Locals activists report he's also the lead judge in the case against senior Shia cleric Sheikh Isa Qassim, targeted as part of the government's latest attacks on leading Shia figures suspected of disloyalty to the ruling family. "He's known as a soft-spoken man but represents the interests of the National Security Agency in court," a Bahraini lawyer whose name I'm not using for safety reasons told me.

Then there is Judge Ali Al Dharani, appointed head of the Fourth Criminal Court in August 2014, where he has distinguished himself with a series of stunning judicial decisions. According to the State News agency the BNA he has a masters degree from the private Kingdom University in Bahrain with a thesis on "Constitutionality of Laws." It was Judge Al Dhahrani who sentenced opposition leader Sheikh Ali Salman to four years in jail in June 2015 after he peacefully criticized the government. In January, following disturbances at notorious and overcrowded Jaw Prison in March 2015, Al Dhahrani convicted and sentenced 57 inmates to a further 15 years in jail.

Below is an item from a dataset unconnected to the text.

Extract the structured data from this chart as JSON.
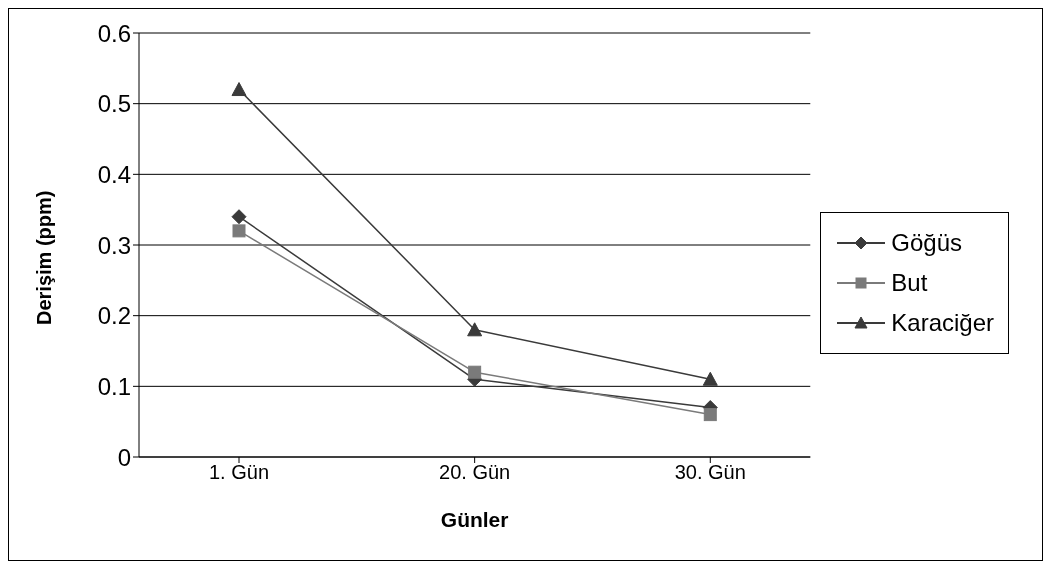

These are only two of Bahrain's abusive judges. A corrupt judiciary has long been recognized as a major problem. Major reforms are needed. The 2011 Bahrain Independent Commission of Inquiry (BICI), ordered by the king of Bahrain in response to his government's violent repression of widespread protests early that year, issued recommendations for how state institutions should be overhauled. These included recommendation 1722 f. To train the judiciary and prosecutorial personnel on the need to ensure that their activities contribute to the prevention and eradication of torture and ill-treatment. At a ceremony in May this year to mark what the BNA called the full implementation of the BICI reforms, Minister for Justice Khalid bin Ali Al-Khalifa highlighted "the amendments of the Code of Criminal Procedure and the Penal Code, the training of judges, prosecutors, law enforcers and lawyers..." The State Department's assessment of how BICI has been implemented, released the following month, stated that on 1722 (f),"The Government of Bahrain reported that, by 2013, at least two-thirds of the judiciary had received training in protecting human rights in criminal procedures during regular programs and at foundations, including at the [Italian-based] International Institute for Higher Studies in Criminal Sciences and the American Bar Association provided technical capacity building and general human rights training for lawyers, prosecutors and judges." Despite the trumpeted training programs, it's hard to see how a new culture of respecting human rights has taken hold in Bahrain's judiciary. Regular reports of sham trials and convictions on the basis of tortured confessions continue to emerge.

Washington should look carefully at what happens in the AlHalwachi trial on October 20, track which judges issue verdicts that punish peaceful dissent, and consider imposing visa bans on them and other officials linked to human rights abuses.